Así marchan los planes simplificados y los de promoción pública
La Ley 12/2022 introdujo estas dos nuevas figuras con el objetivo de simplificar y fomentar el establecimiento de sistemas de pensiones complementarios a través de la negociación colectiva, facilitando así el acceso al ahorro a pymes y autónomos.
De un lado, los Planes de Pensiones de Empleo Simplificados (PPES) buscan reducir la carga administrativa para las empresas y universalizar el ahorro para la jubilación. La conclusión del informe es que el despliegue de los PPES y, en particular, el caso del sector de la construcción, ha generado un aumento muy significativo del número de partícipes en planes de empleo. No obstante, el incremento en cobertura no siempre se traduce en un aumento proporcional del ahorro acumulado, lo que pone de relieve la importancia del diseño de aportaciones, la gobernanza y la comunicación.
- Promotores. Pueden ser promovidos por empresas dentro de acuerdos sectoriales, administraciones públicas, sindicatos, colegios profesionales, asociaciones de autónomos o mutualidades.
- Obligatoriedad sectorial. Si un convenio colectivo sectorial establece la creación de un PPES, las empresas sujetas a dicho convenio deben adherirse a él, o bien crear un plan propio que ofrezca condiciones al menos igual de beneficiosas.
- Foco en los autónomos. Son una herramienta dirigida a trabajadores por cuenta propia, que tienen pensiones públicas más bajas. Les permite adherirse a planes promovidos por sus asociaciones y beneficiarse de un aumento en su límite fiscal de aportaciones (sumando 4.250 euros adicionales al límite general de 1.500 euros). A marzo de 2026, las principales gestoras de PPES para autónomos ya manejaban un patrimonio de 401 millones de euros.
- Construcción. El mayor hito de los PPES ha sido su implantación en el sector de la construcción. Su convenio colectivo obligó a formalizar un plan que entró en vigor en febrero de 2024 (con aportaciones del 1% de los salarios, más un 0,25% adicional en 2024). Este plan ha sido un éxito: ampara a todo el personal (incluso a los que están fuera de convenio desde 2026) y a finales de 2025 ya contaba con 899.091 partícipes y 250 millones de euros de patrimonio.

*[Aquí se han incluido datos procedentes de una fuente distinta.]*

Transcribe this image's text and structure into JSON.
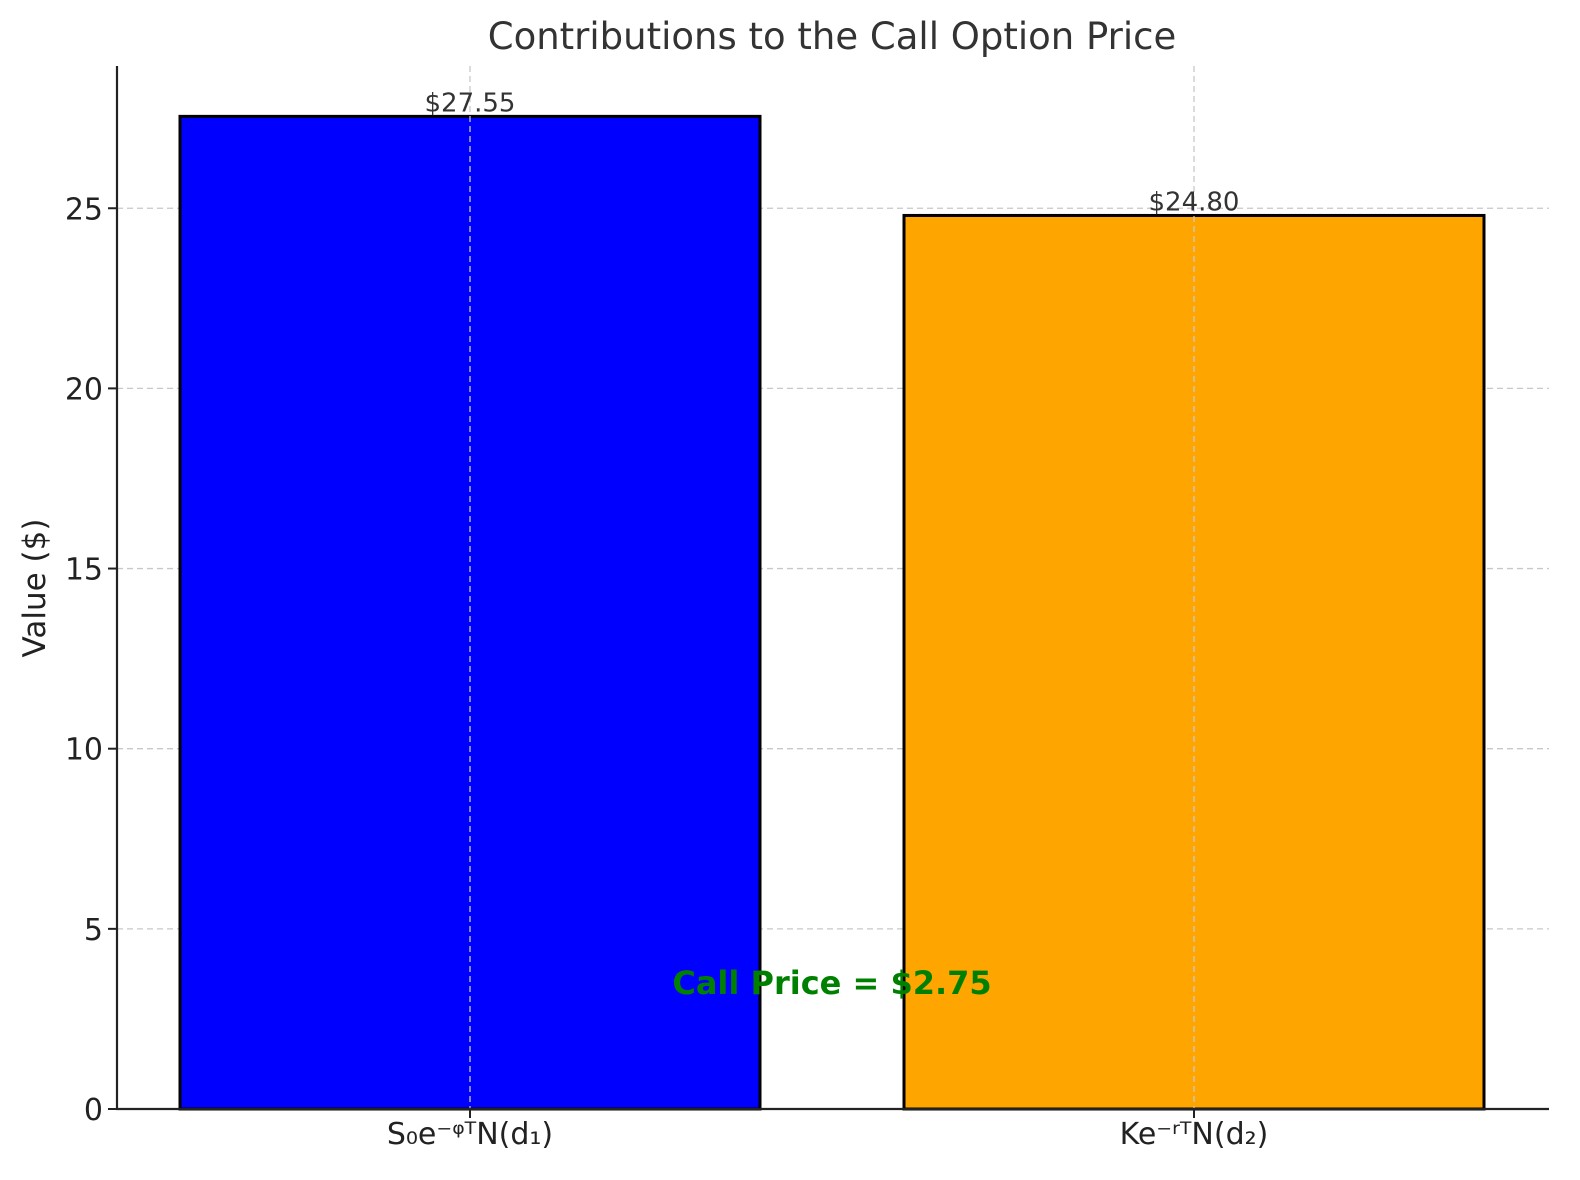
{
  "chart_data": {
    "type": "bar",
    "title": "Contributions to the Call Option Price",
    "xlabel": "",
    "ylabel": "Value ($)",
    "categories": [
      "S₀e⁻ᵠᵀN(d₁)",
      "Ke⁻ʳᵀN(d₂)"
    ],
    "values": [
      27.55,
      24.8
    ],
    "value_labels": [
      "$27.55",
      "$24.80"
    ],
    "colors": [
      "#0000ff",
      "#ffa500"
    ],
    "bar_edge_color": "#000000",
    "ylim": [
      0,
      29
    ],
    "yticks": [
      0,
      5,
      10,
      15,
      20,
      25
    ],
    "grid": true,
    "annotation": {
      "text": "Call Price = $2.75",
      "color": "#008000",
      "y": 3.5
    }
  }
}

Por lo que respecta a los Fondos de Pensiones de Empleo de Promoción Pública (FPEPP), son macrofondos diseñados para ofrecer mayor escala y eficiencia.
- Impulso público, gestión privada. Son promovidos directamente por el Ministerio de Inclusión, Seguridad Social y Migraciones, pero gestionados por entidades privadas. Tras un proceso de licitación, se seleccionaron cinco gestoras (Caser, Gestión de Previsión y Pensiones, Ibercaja, Santander y VidaCaixa).
- Estructura. Cada una de estas cinco entidades ha constituido tres fondos (sumando 15 fondos en total) que ya están operativos y pueden integrar tanto los nuevos PPES como planes de empleo ordinarios ya existentes.
- Despliegue. La Autoridad Independiente de Responsabilidad Fiscal (AIReF) advierte de que el despliegue de estos FPEPP está siendo "más gradual de lo esperado".
En conjunto, el impacto de estas figuras ya es visible en el mercado: a mediados de 2025, los partícipes de los PPES representaban más del 20% del total de partícipes en planes de empleo en España, lo que anticipa un "posible cambio de escala en la previsión social del país si esta dinámica se contagia a otros grandes sectores", pone de relieve el informe de KPMG.